Rss

Today’s edition of the RFA Spotlight focuses on Mason Appleton. In case you missed it, this is the second post discussing the prominent RFA’s for Winnipeg as we provide an outlook into their future with the club. The first post discussed Jack Roslovic’s future contract and how the 2020-21 season will be a defining moment in his career.

2020 RFA Spotlight: Jack Roslovic

Now, let’s talk about Appleton.

It took consistent progression from Mason Appleton to rise through the ranks and finally make his mark in the NHL. A former 6th round pick in 2015, it hasn’t been an easy road to the big league. After finishing his collegiate career in 2017, he joined the Manitoba Moose for the full 2017-18 season.

It was this season in 2017-18 that took Appleton to the next level. To be completely honest, his meteoric rise was a shock to almost everyone as the former late-round pick lit up the AHL with 66 points in 76 games. His scoring burst led to multiple awards including the AHL’s rookie of the year award in addition to being named a First Team All-Star.

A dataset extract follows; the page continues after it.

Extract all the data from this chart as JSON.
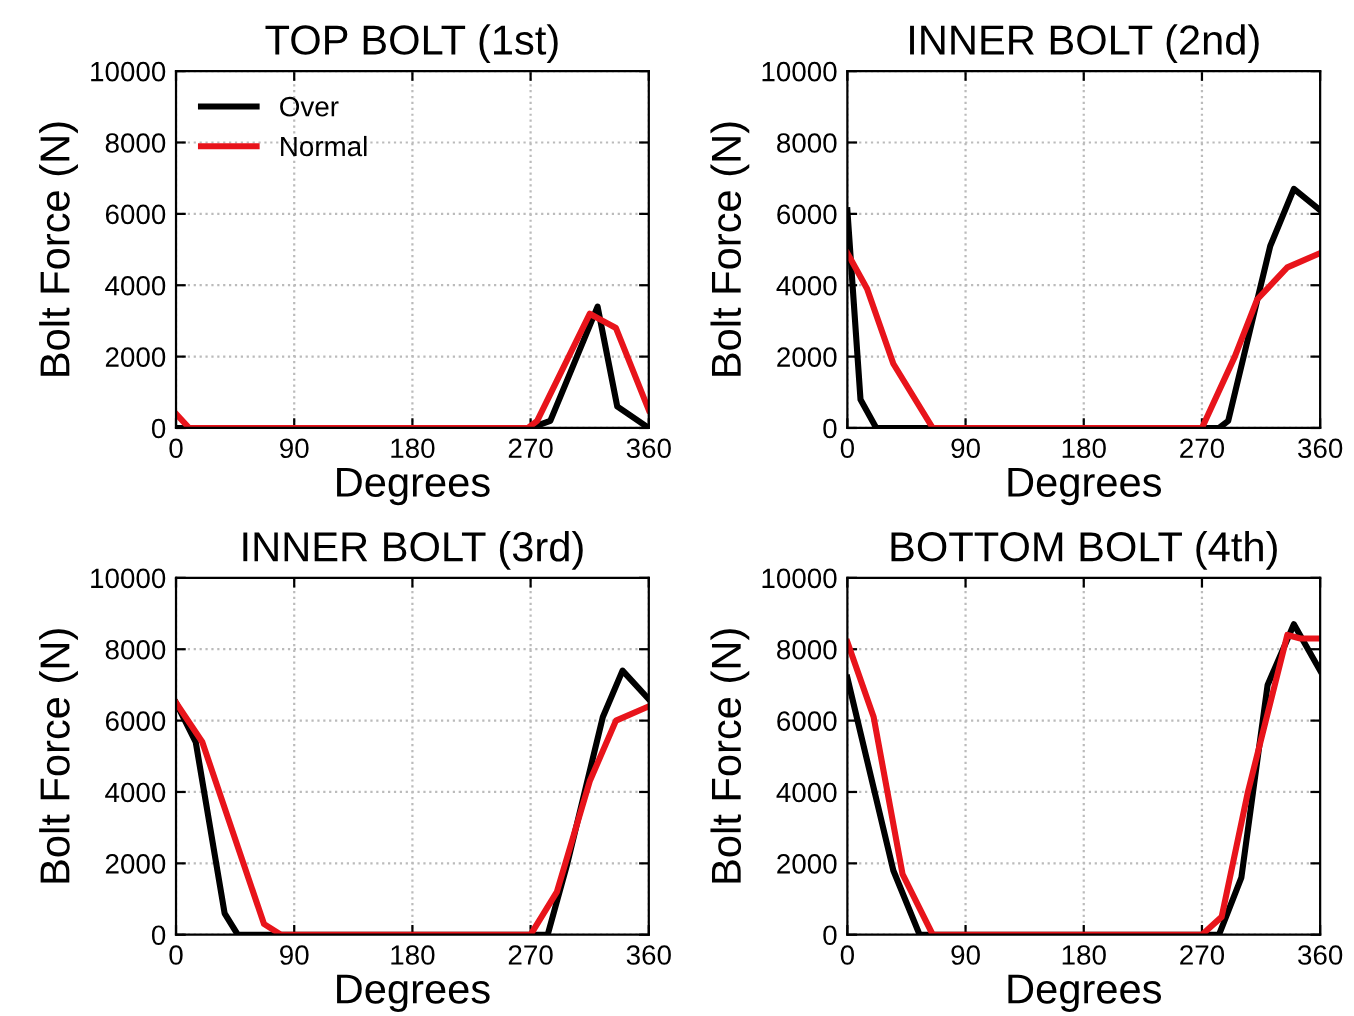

Just like that, Appleton was thrust onto the map for the Jets. He got his shot one year later in 2018-19 after starting the season with the Moose once again. The 2018-19 year was split in half between the NHL and AHL with 36 games played for the Jets and 40 for the Moose. He was mildly productive in his first taste of action with three goals and ten points in those 36 games.

That now brings us to last season. After being a 50-50 player the year before, Appleton finally made the jump to full-time NHL action. He only played four games with the Moose, but those games were part of a conditioning stint after returning from a foot injury. After one week in the AHL, he was back in the NHL, this time for good as he played out the rest of the season with Winnipeg. Despite being a consistent player in the lineup, Appleton had his share of struggles during the year.

However, those types of struggles are expected based on a young player finding his way through the NHL for the first time of his career. It’s nothing to be concerned about since he definitely had his fair share positive moments too.

Appleton definitely started to show more consistency as the year progressed. He went from a player who rarely made an impact and turned into a player that could chip in an extra goal here and there. It can be tough as a young player in the bottom six because the quality of teammates is much poorer than the top six. It’s expected that Appleton won’t do too much scoring when he’s playing with Gabriel Bourque and Nick Shore.

That leads to the next question, what is Appleton’s ceiling as a player? He has a scoring pedigree with nearly a point per game in the AHL as a rookie but that doesn’t necessarily translate into NHL success. In addition, he’s playing behind a plethora of other wingers right now and there’s absolutely no room in the top six. It seems that the current ceiling for Appleton would be a third-line winger who can boost the secondary scoring. If Appleton played for a different team, there’s a possibility of a future top-six role, but at this point, it seems unlikely that it will happen with Winnipeg.

The best-case scenario for Winnipeg is to have Appleton blossom into a consistent 15 goal and 30+ point player who they can roll out on the third line every night. In the meantime, it seems that Appleton’s roster spot is safe and he’s likely seen the last of the AHL. Look for him to play most of the season on the third or fourth line and add some much needed offense to the bottom six.

As for his new contract, we will likely see a fairly cheap deal with a short term as well. Appleton will probably want to bet on himself to have a strong couple of years in the hopes of cashing in on a bigger contract down the road. The only potential issue is that Appleton is eligible for arbitration, although he likely won’t gain anything from the process should a deal not be reached. The chance of arbitration is quite low given the circumstances of Appleton’s brief NHL career.

The cap hit will likely be minimal as Appleton still has to prove himself at the NHL level. Strong AHL numbers are great, but it takes strong NHL numbers to bring in the big money for a new contract. Appleton has yet to do that and that gives Winnipeg the edge in the contract negotiations.

A decent comparable would be former Jet Brendan Lemieux who scored 18 points in 2018-19 between Winnipeg and New York before signing a one year contract worth 925k. Appleton will likely be in the same range with a one or two year deal that is slightly above the league minimum.